In March of this year I was sitting in my studio in New York under lockdown, wondering what I was supposed to be doing as an artist. What should I be looking at, what should I be talking about, what was my responsibility in this strange and terrifying moment?
Then the obvious occurred to me. I lived just seven blocks from Elmhurst Hospital, the first hospital in New York City to overflow with COVID-19 patients. New York was not just the epicenter of the pandemic in the United Sates, but in the entire world. And I lived in the epicenter within the epicenter. My neighborhood and the workers at the hospital were going “unseen.” There were news reports – dire descriptions of a lack of medical supplies and equipment and uncontrolled contagion – but there was nothing to describe visually what living in the neighborhood looked like. On April 3rd, I began work on the Covid Journals.
I did not have an agenda. I only wanted to see as carefully as I could. In the first few weeks I would regularly put on my mask and gloves and walk with my camera to the hospital. I would make images along the way, firemen putting out a car fire a block from the hospital or a masked schoolteacher with her daughter drawing chalk figures alone in the park. I photographed the nurses and EMTs at the hospital, trying to understand what was happening.

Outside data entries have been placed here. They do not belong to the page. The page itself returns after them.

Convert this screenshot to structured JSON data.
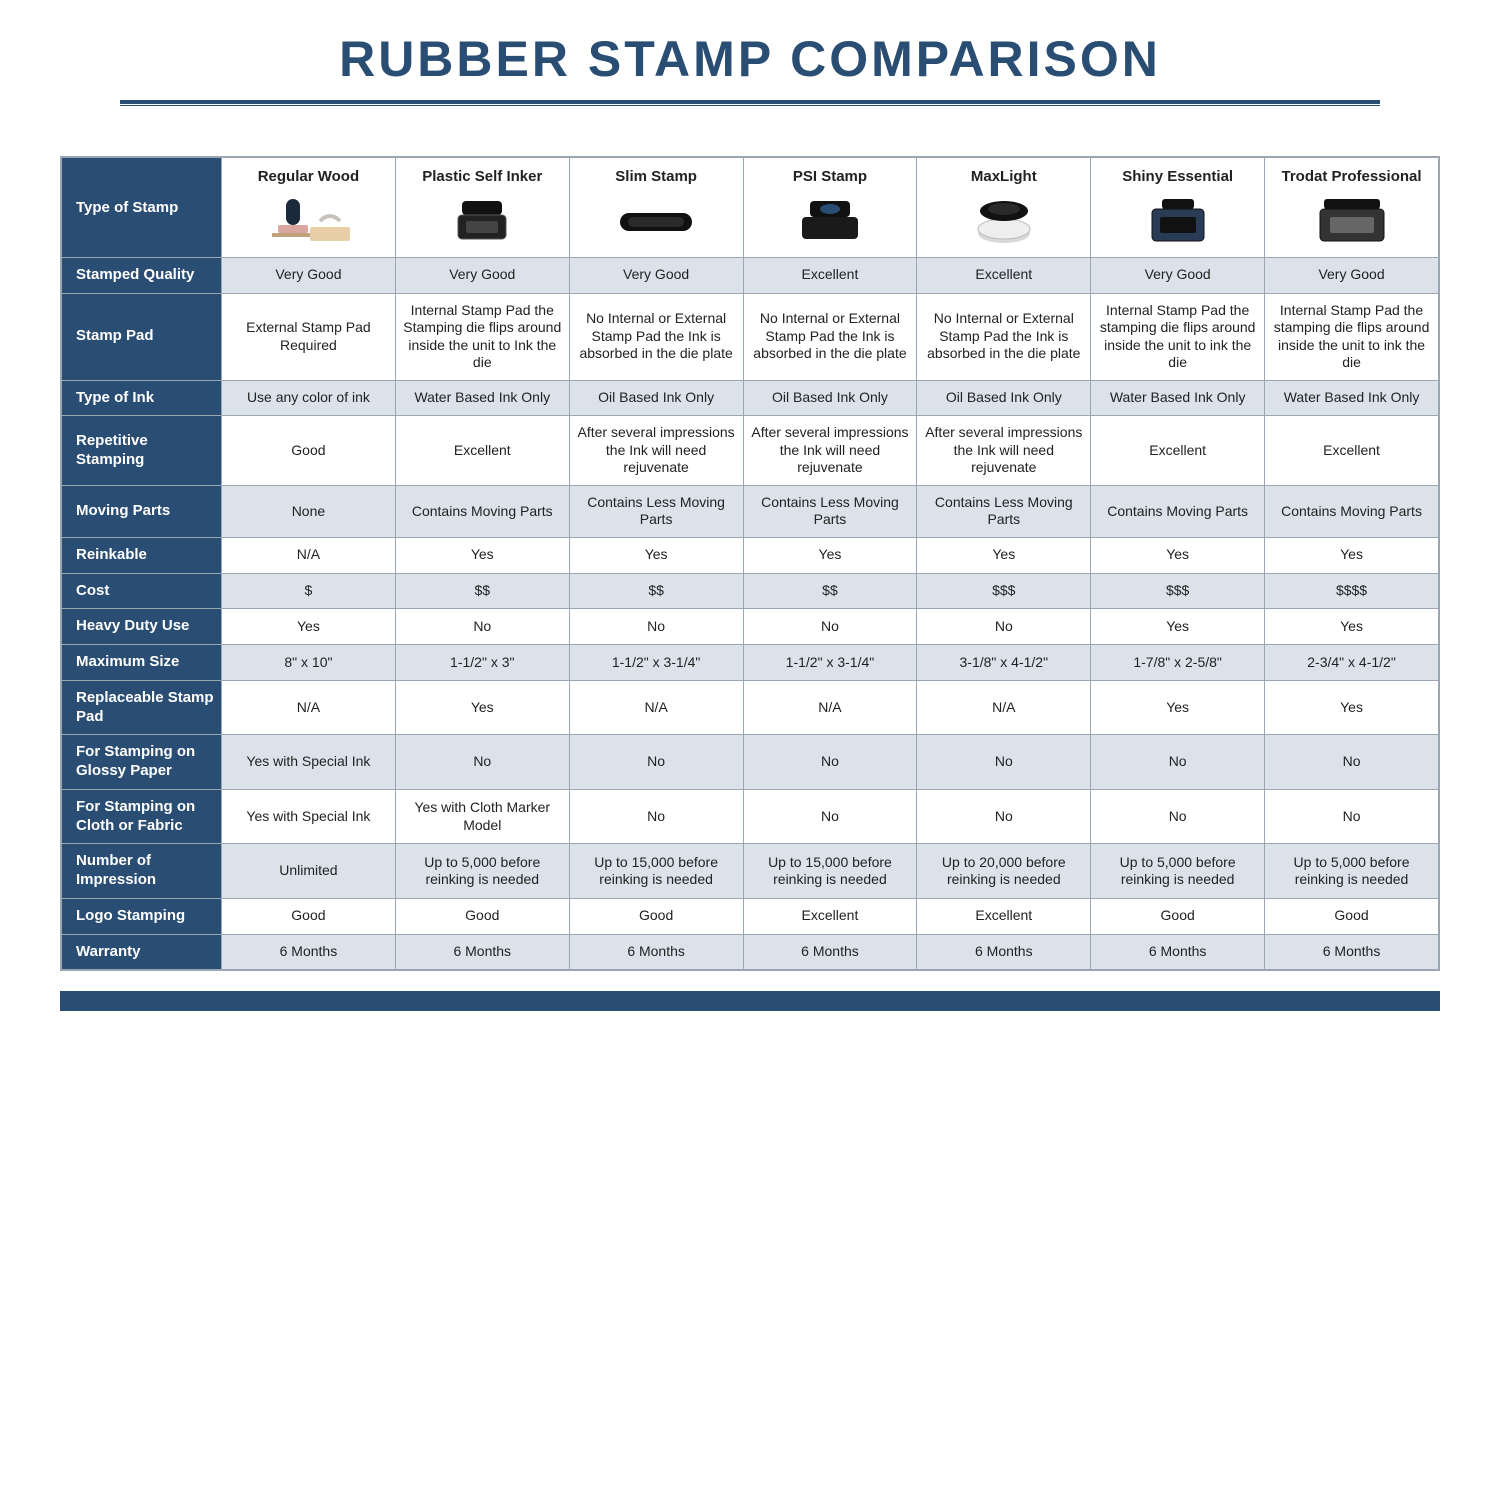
{
  "title": "RUBBER STAMP COMPARISON",
  "colors": {
    "navy": "#2a4d73",
    "zebra": "#dbe2ea",
    "border": "#9aa6b2",
    "white": "#ffffff",
    "text": "#222222"
  },
  "corner_label": "Type of Stamp",
  "columns": [
    {
      "label": "Regular Wood",
      "icon": "wood"
    },
    {
      "label": "Plastic Self Inker",
      "icon": "selfinker"
    },
    {
      "label": "Slim Stamp",
      "icon": "slim"
    },
    {
      "label": "PSI Stamp",
      "icon": "psi"
    },
    {
      "label": "MaxLight",
      "icon": "maxlight"
    },
    {
      "label": "Shiny Essential",
      "icon": "shiny"
    },
    {
      "label": "Trodat Professional",
      "icon": "trodat"
    }
  ],
  "rows": [
    {
      "label": "Stamped Quality",
      "cells": [
        "Very Good",
        "Very Good",
        "Very Good",
        "Excellent",
        "Excellent",
        "Very Good",
        "Very Good"
      ]
    },
    {
      "label": "Stamp Pad",
      "cells": [
        "External Stamp Pad Required",
        "Internal Stamp Pad the Stamping die flips around inside the unit to Ink the die",
        "No Internal or External Stamp Pad the Ink is absorbed in the die plate",
        "No Internal or External Stamp Pad the Ink is absorbed in the die plate",
        "No Internal or External Stamp Pad the Ink is absorbed in the die plate",
        "Internal Stamp Pad the stamping die flips around inside the unit to ink the die",
        "Internal Stamp Pad the stamping die flips around inside the unit to ink the die"
      ]
    },
    {
      "label": "Type of Ink",
      "cells": [
        "Use any color of ink",
        "Water Based Ink Only",
        "Oil Based Ink Only",
        "Oil Based Ink Only",
        "Oil Based Ink Only",
        "Water Based Ink Only",
        "Water Based Ink Only"
      ]
    },
    {
      "label": "Repetitive Stamping",
      "cells": [
        "Good",
        "Excellent",
        "After several impressions the Ink will need rejuvenate",
        "After several impressions the Ink will need rejuvenate",
        "After several impressions the Ink will need rejuvenate",
        "Excellent",
        "Excellent"
      ]
    },
    {
      "label": "Moving Parts",
      "cells": [
        "None",
        "Contains Moving Parts",
        "Contains Less Moving Parts",
        "Contains Less Moving Parts",
        "Contains Less Moving Parts",
        "Contains Moving Parts",
        "Contains Moving Parts"
      ]
    },
    {
      "label": "Reinkable",
      "cells": [
        "N/A",
        "Yes",
        "Yes",
        "Yes",
        "Yes",
        "Yes",
        "Yes"
      ]
    },
    {
      "label": "Cost",
      "cells": [
        "$",
        "$$",
        "$$",
        "$$",
        "$$$",
        "$$$",
        "$$$$"
      ]
    },
    {
      "label": "Heavy Duty Use",
      "cells": [
        "Yes",
        "No",
        "No",
        "No",
        "No",
        "Yes",
        "Yes"
      ]
    },
    {
      "label": "Maximum Size",
      "cells": [
        "8\" x 10\"",
        "1-1/2\" x 3\"",
        "1-1/2\" x 3-1/4\"",
        "1-1/2\" x 3-1/4\"",
        "3-1/8\" x 4-1/2\"",
        "1-7/8\" x 2-5/8\"",
        "2-3/4\" x 4-1/2\""
      ]
    },
    {
      "label": "Replaceable Stamp Pad",
      "cells": [
        "N/A",
        "Yes",
        "N/A",
        "N/A",
        "N/A",
        "Yes",
        "Yes"
      ]
    },
    {
      "label": "For Stamping on Glossy Paper",
      "cells": [
        "Yes with Special Ink",
        "No",
        "No",
        "No",
        "No",
        "No",
        "No"
      ]
    },
    {
      "label": "For Stamping on Cloth or Fabric",
      "cells": [
        "Yes with Special Ink",
        "Yes with Cloth Marker Model",
        "No",
        "No",
        "No",
        "No",
        "No"
      ]
    },
    {
      "label": "Number of Impression",
      "cells": [
        "Unlimited",
        "Up to 5,000 before reinking is needed",
        "Up to 15,000 before reinking is needed",
        "Up to 15,000 before reinking is needed",
        "Up to 20,000 before reinking is needed",
        "Up to 5,000 before reinking is needed",
        "Up to 5,000 before reinking is needed"
      ]
    },
    {
      "label": "Logo Stamping",
      "cells": [
        "Good",
        "Good",
        "Good",
        "Excellent",
        "Excellent",
        "Good",
        "Good"
      ]
    },
    {
      "label": "Warranty",
      "cells": [
        "6 Months",
        "6 Months",
        "6 Months",
        "6 Months",
        "6 Months",
        "6 Months",
        "6 Months"
      ]
    }
  ]
}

With all of these subjects, my aim was to describe them photographically as people first, people with names and families, not just the title “first responder.” This is the context I create when photographing. It is my hope that it engenders an environment where the subject feels comfortable enough to share their true self.

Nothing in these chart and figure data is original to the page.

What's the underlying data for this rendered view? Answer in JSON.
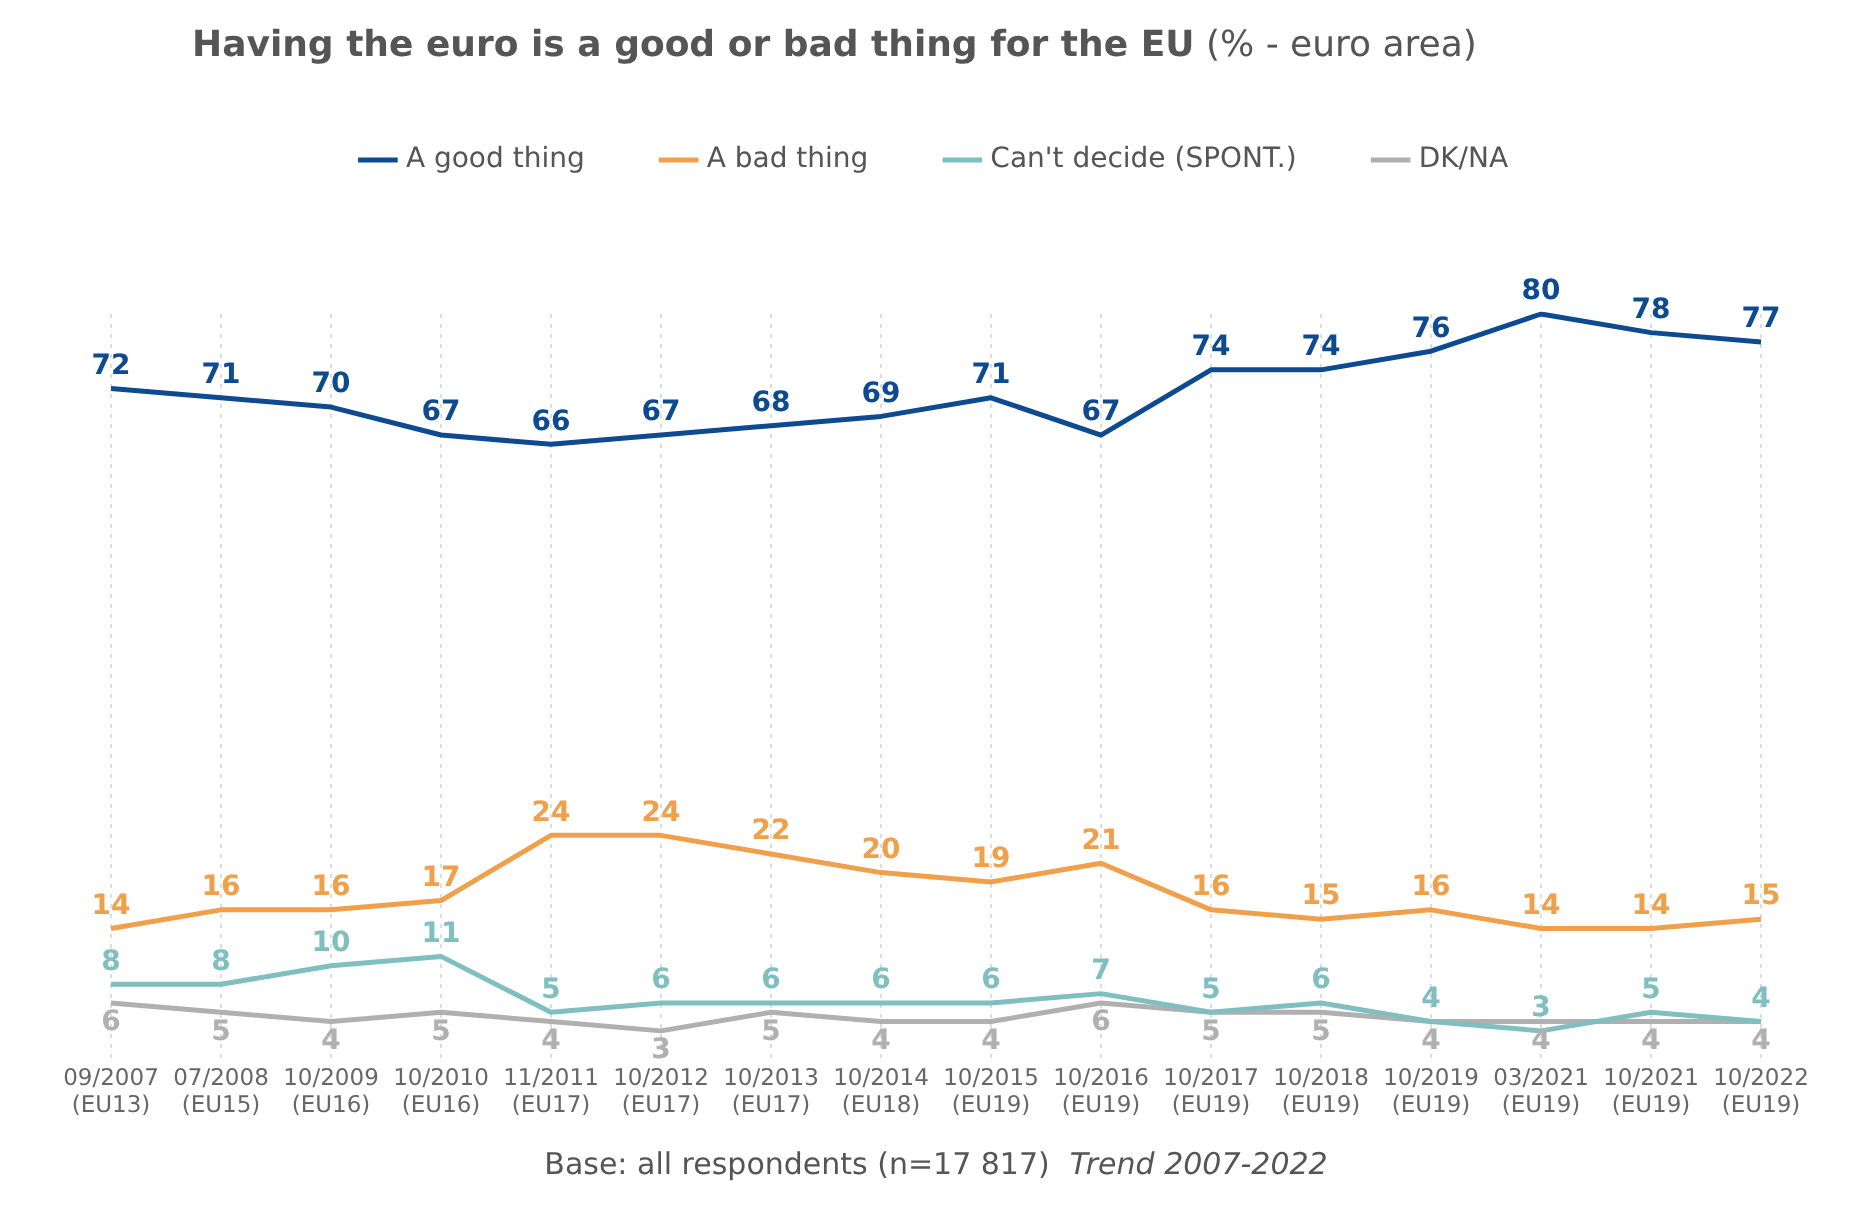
{
  "chart_data": {
    "type": "line",
    "title": "Having the euro is a good or bad thing for the EU",
    "subtitle": "(% - euro area)",
    "categories": [
      "09/2007 (EU13)",
      "07/2008 (EU15)",
      "10/2009 (EU16)",
      "10/2010 (EU16)",
      "11/2011 (EU17)",
      "10/2012 (EU17)",
      "10/2013 (EU17)",
      "10/2014 (EU18)",
      "10/2015 (EU19)",
      "10/2016 (EU19)",
      "10/2017 (EU19)",
      "10/2018 (EU19)",
      "10/2019 (EU19)",
      "03/2021 (EU19)",
      "10/2021 (EU19)",
      "10/2022 (EU19)"
    ],
    "series": [
      {
        "name": "A good thing",
        "color": "#0e4a8f",
        "values": [
          72,
          71,
          70,
          67,
          66,
          67,
          68,
          69,
          71,
          67,
          74,
          74,
          76,
          80,
          78,
          77
        ]
      },
      {
        "name": "A bad thing",
        "color": "#f0a04b",
        "values": [
          14,
          16,
          16,
          17,
          24,
          24,
          22,
          20,
          19,
          21,
          16,
          15,
          16,
          14,
          14,
          15
        ]
      },
      {
        "name": "Can't decide (SPONT.)",
        "color": "#7fbfc0",
        "values": [
          8,
          8,
          10,
          11,
          5,
          6,
          6,
          6,
          6,
          7,
          5,
          6,
          4,
          3,
          5,
          4
        ]
      },
      {
        "name": "DK/NA",
        "color": "#b0b0b0",
        "values": [
          6,
          5,
          4,
          5,
          4,
          3,
          5,
          4,
          4,
          6,
          5,
          5,
          4,
          4,
          4,
          4
        ]
      }
    ],
    "data_labels": true,
    "grid": "x",
    "legend": "top",
    "marker": "none",
    "line_style": "solid",
    "annotations": [
      "Base: all respondents (n=17 817)",
      "Trend 2007-2022"
    ]
  }
}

As I followed the virus it began to change; just as it does in the body, so it did within the community. The lockdown led to mass unemployment, which created devastating hunger. Food pantries sprung up, organized by ordinary individuals, aided by restaurants who had ample supplies of food, but no one to eat it.
And then it changed again. When we learned of the murder of George Floyd, our already too-full-hearts overflowed into the streets. In spite of isolation and hunger, and in spite of contagion and the pandemic, people raised their voices around the world and in the Borough of Queens to say, “No more.” And so, after “Contagion” and “Hunger,” came the third chapter of the Covid Journals, “Justice.”
But this is a journal whose ending has yet to be determined. Breonna Taylor, Ahmaud Arbery, Daniel Prude, and Jacob Blake are just some of the names of people whose attackers still walk free, without remorse, without consequence. Likewise, the pandemic still continues, unbowed and unconstrained. And all of this unfolds within the context of a presidential election unlike any other. Then there is the matter of a vaccine. Questions of corruption, efficacy, distribution, and acceptance make this as fraught as any pandemic-related problem.
The role of the arts and the artist is complicated in moments such as these. It is very rare that any single work or body of work can shift a culture directly. However, as the arts are also a critical component of culture itself, they create change by definition. It changes how we see our condition, hear our condition, feel our condition, but not the condition itself. It is elusive but profound.
When people speak casually of alternative truths, the frame of reference that supports the arts is threatened. Art deals with physical realities, emotional realities, the real. My images seek to participate in this discourse. All who aid the artist in this pursuit help to support a version of the world where image, music, and language support meaning and not madness. That’s why MacDowell now.
My project, titled “Gunners,” that I worked on last spring in my residency at MacDowell is on hiatus like so many other things during the pandemic. In its place the Covid Journals have arisen to document this moment, and I hope to help expand the conversations we are all having on this moment. My image “Tuesday, June 9, 2020, protesters Brooklyn Borough Hall" (above and on the cover of the upcoming summer-fall newsletter) is an early image from Covid Journals and opens MacDowell’s online “Conversation About Social Justice,” an ongoing series documenting how artists are responding to our times. MacDowell, normally a place where art is made, is seeing new ways to offer support, including providing display space, albeit electronically, for the art its Fellows create.
Why MacDowell Now? Because Artists now. I will continue to chart future shifts in the course of the pandemic and continue seeing as acutely as I can.
Accra Shepp (19) is a photo-based artist whose works are held in a variety of collections, including the Museum of Modern Art, The Art Institute of Chicago, and the Victoria and Albert Museum.